Workshop Masthead

1st Workshop on
Multilingual Data Quality Signals

Palais des Congrès
Montréal, Canada

10 October 2025

Recent research has shown that large language models (LLMs) not only need large quantities of data, but also need data of sufficient quality. Ensuring data quality is even more important in a multilingual setting, where the amount of acceptable training data in many languages is limited. Indeed, for many languages even the fundamental step of language identification remains a challenge, leading to unreliable language labels and thus noisy datasets for underserved languages.

In response to these challenges, we will be holding the first Workshop on Multilingual Data Quality Signals (WMDQS) in tandem with COLM. We invite the submission of long and short research papers related to data quality in multilingual data.

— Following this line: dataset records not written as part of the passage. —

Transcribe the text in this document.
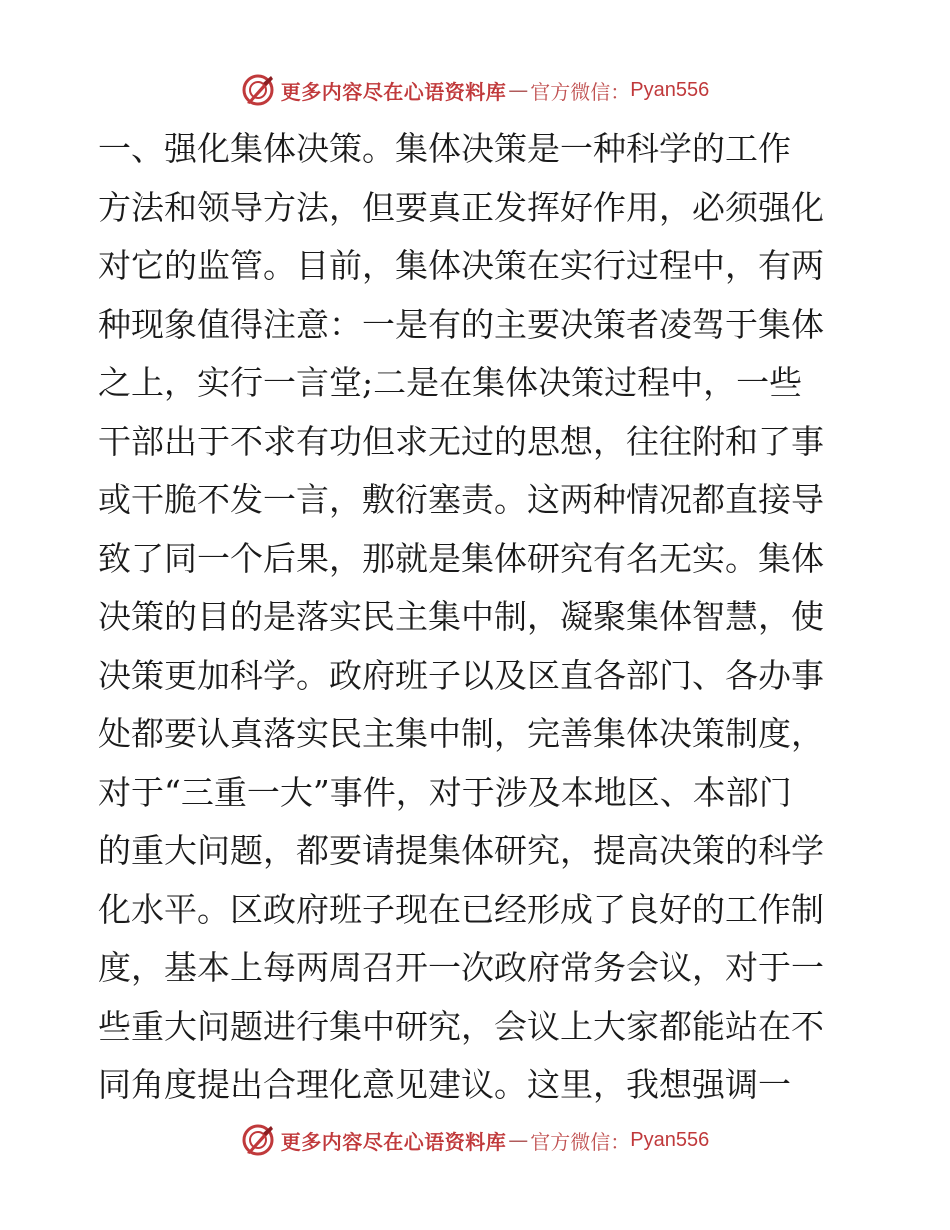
更多内容尽在心语资料库 — 官方微信： Pyan556
一、强化集体决策。集体决策是一种科学的工作
方法和领导方法，但要真正发挥好作用，必须强化
对它的监管。目前，集体决策在实行过程中，有两
种现象值得注意：一是有的主要决策者凌驾于集体
之上，实行一言堂;二是在集体决策过程中，一些
干部出于不求有功但求无过的思想，往往附和了事
或干脆不发一言，敷衍塞责。这两种情况都直接导
致了同一个后果，那就是集体研究有名无实。集体
决策的目的是落实民主集中制，凝聚集体智慧，使
决策更加科学。政府班子以及区直各部门、各办事
处都要认真落实民主集中制，完善集体决策制度，
对于“三重一大”事件，对于涉及本地区、本部门
的重大问题，都要请提集体研究，提高决策的科学
化水平。区政府班子现在已经形成了良好的工作制
度，基本上每两周召开一次政府常务会议，对于一
些重大问题进行集中研究，会议上大家都能站在不
同角度提出合理化意见建议。这里，我想强调一
更多内容尽在心语资料库 — 官方微信： Pyan556
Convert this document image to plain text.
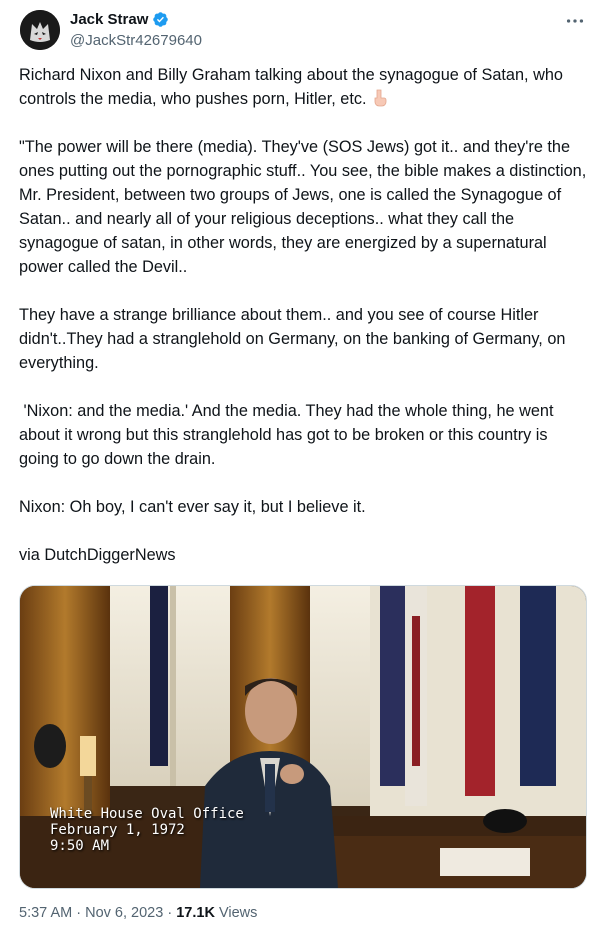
Jack Straw
@JackStr42679640

Richard Nixon and Billy Graham talking about the synagogue of Satan, who controls the media, who pushes porn, Hitler, etc.

"The power will be there (media). They've (SOS Jews) got it.. and they're the ones putting out the pornographic stuff.. You see, the bible makes a distinction, Mr. President, between two groups of Jews, one is called the Synagogue of Satan.. and nearly all of your religious deceptions.. what they call the synagogue of satan, in other words, they are energized by a supernatural power called the Devil..

They have a strange brilliance about them.. and you see of course Hitler didn't..They had a stranglehold on Germany, on the banking of Germany, on everything.

'Nixon: and the media.' And the media. They had the whole thing, he went about it wrong but this stranglehold has got to be broken or this country is going to go down the drain.

Nixon: Oh boy, I can't ever say it, but I believe it.

via DutchDiggerNews

White House Oval Office
February 1, 1972
9:50 AM
5:37 AM · Nov 6, 2023 · 17.1K Views
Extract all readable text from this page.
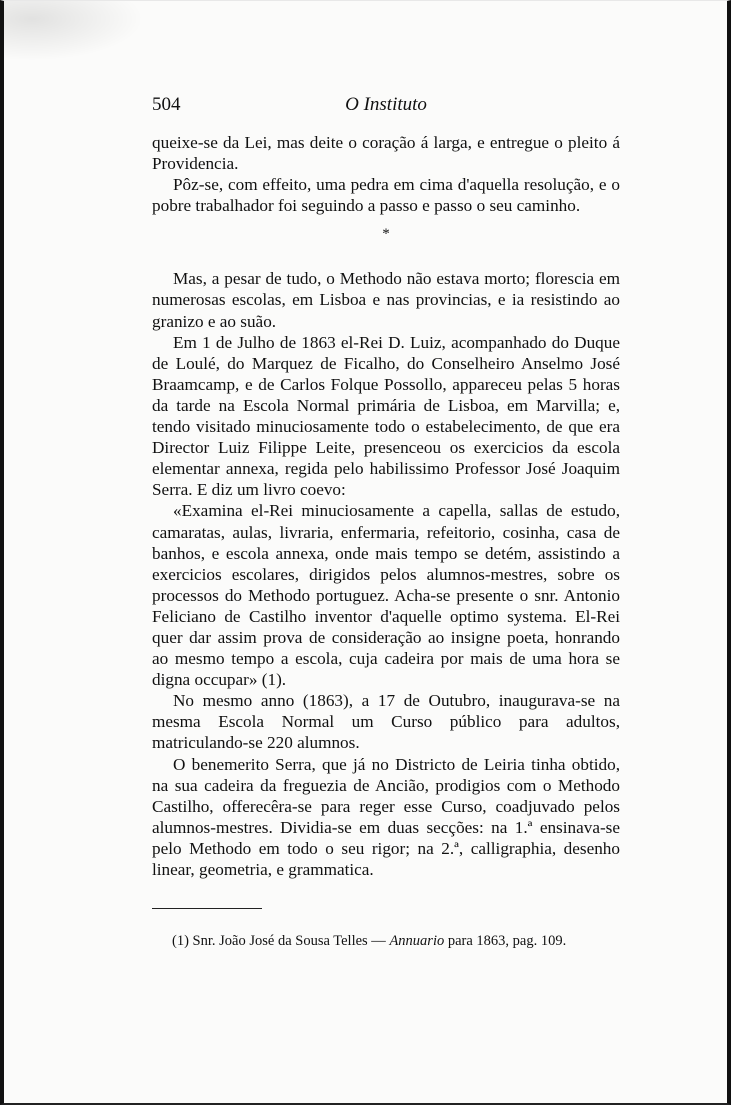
504	O Instituto

queixe-se da Lei, mas deite o coração á larga, e entregue o pleito á Providencia.

Pôz-se, com effeito, uma pedra em cima d'aquella resolução, e o pobre trabalhador foi seguindo a passo e passo o seu caminho.

*

Mas, a pesar de tudo, o Methodo não estava morto; florescia em numerosas escolas, em Lisboa e nas provincias, e ia resistindo ao granizo e ao suão.

Em 1 de Julho de 1863 el-Rei D. Luiz, acompanhado do Duque de Loulé, do Marquez de Ficalho, do Conselheiro Anselmo José Braamcamp, e de Carlos Folque Possollo, appareceu pelas 5 horas da tarde na Escola Normal primária de Lisboa, em Marvilla; e, tendo visitado minuciosamente todo o estabelecimento, de que era Director Luiz Filippe Leite, presenceou os exercicios da escola elementar annexa, regida pelo habilissimo Professor José Joaquim Serra. E diz um livro coevo:

«Examina el-Rei minuciosamente a capella, sallas de estudo, camaratas, aulas, livraria, enfermaria, refeitorio, cosinha, casa de banhos, e escola annexa, onde mais tempo se detém, assistindo a exercicios escolares, dirigidos pelos alumnos-mestres, sobre os processos do Methodo portuguez. Acha-se presente o snr. Antonio Feliciano de Castilho inventor d'aquelle optimo systema. El-Rei quer dar assim prova de consideração ao insigne poeta, honrando ao mesmo tempo a escola, cuja cadeira por mais de uma hora se digna occupar» (1).

No mesmo anno (1863), a 17 de Outubro, inaugurava-se na mesma Escola Normal um Curso público para adultos, matriculando-se 220 alumnos.

O benemerito Serra, que já no Districto de Leiria tinha obtido, na sua cadeira da freguezia de Ancião, prodigios com o Methodo Castilho, offerecêra-se para reger esse Curso, coadjuvado pelos alumnos-mestres. Dividia-se em duas secções: na 1.ª ensinava-se pelo Methodo em todo o seu rigor; na 2.ª, calligraphia, desenho linear, geometria, e grammatica.

(1) Snr. João José da Sousa Telles — Annuario para 1863, pag. 109.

Even though most previous work on data quality has been targeted at LLM development, we believe that research in this area can also benefit other research communities in areas such as web search, web archiving, corpus linguistics, digital humanities, political sciences and beyond. We therefore encourage submissions from a wide range of disciplines.

WMDQS will also include a shared task on language identification for web text. We invite participants to submit novel systems which address current problems with language identification for web text. We will provide a training set of annotated documents sourced from Common Crawl to aid development.

decorative

Schedule Outline

Room 520A, Palais des Congrès

9:00 - 9:15 9:15 - 10:15 10:15 - 11:00 11:00 - 12:00 12:00 - 13:00 13:00 - 14:30 14:30 - 15:30 15:30 - 16:30 16:30 - 17:00
Opening Remarks (Laurie Burchell) Keynote 1 (Julia Kreutzer) Best Paper and Shared Task Results (Catherine Arnett) Coffee Break and Poster Session (Shared Task) Keynote 2 (David Ifeoluwa Adelani) Lunch Keynote 3 (Sebastian Nagel) Poster Session (Papers) + Coffee Closing Remarks (Pedro Ortiz Suarez)

Keynote Abstracts

  1. Julia Kreutzer

    Optimizing Data Quality for Multilingual Fine-Tuning

    While in pre-training, multilingual data is still relatively abundant, high-quality and relevant data for fine-tuning is hard to come by. In this talk I will focus on three directions of improving multilingual fine-tuning via interventions on the data-level. The first leverages explicit meta-information to directly tap into the long-tail of the data distribution, the second exploits the diversity of open teacher models and lets them collaborate for better supervision, and the third directly optimizes in the prompt space. We will discuss their potential of advancing multilingual LLM quality further, as well as their limitations.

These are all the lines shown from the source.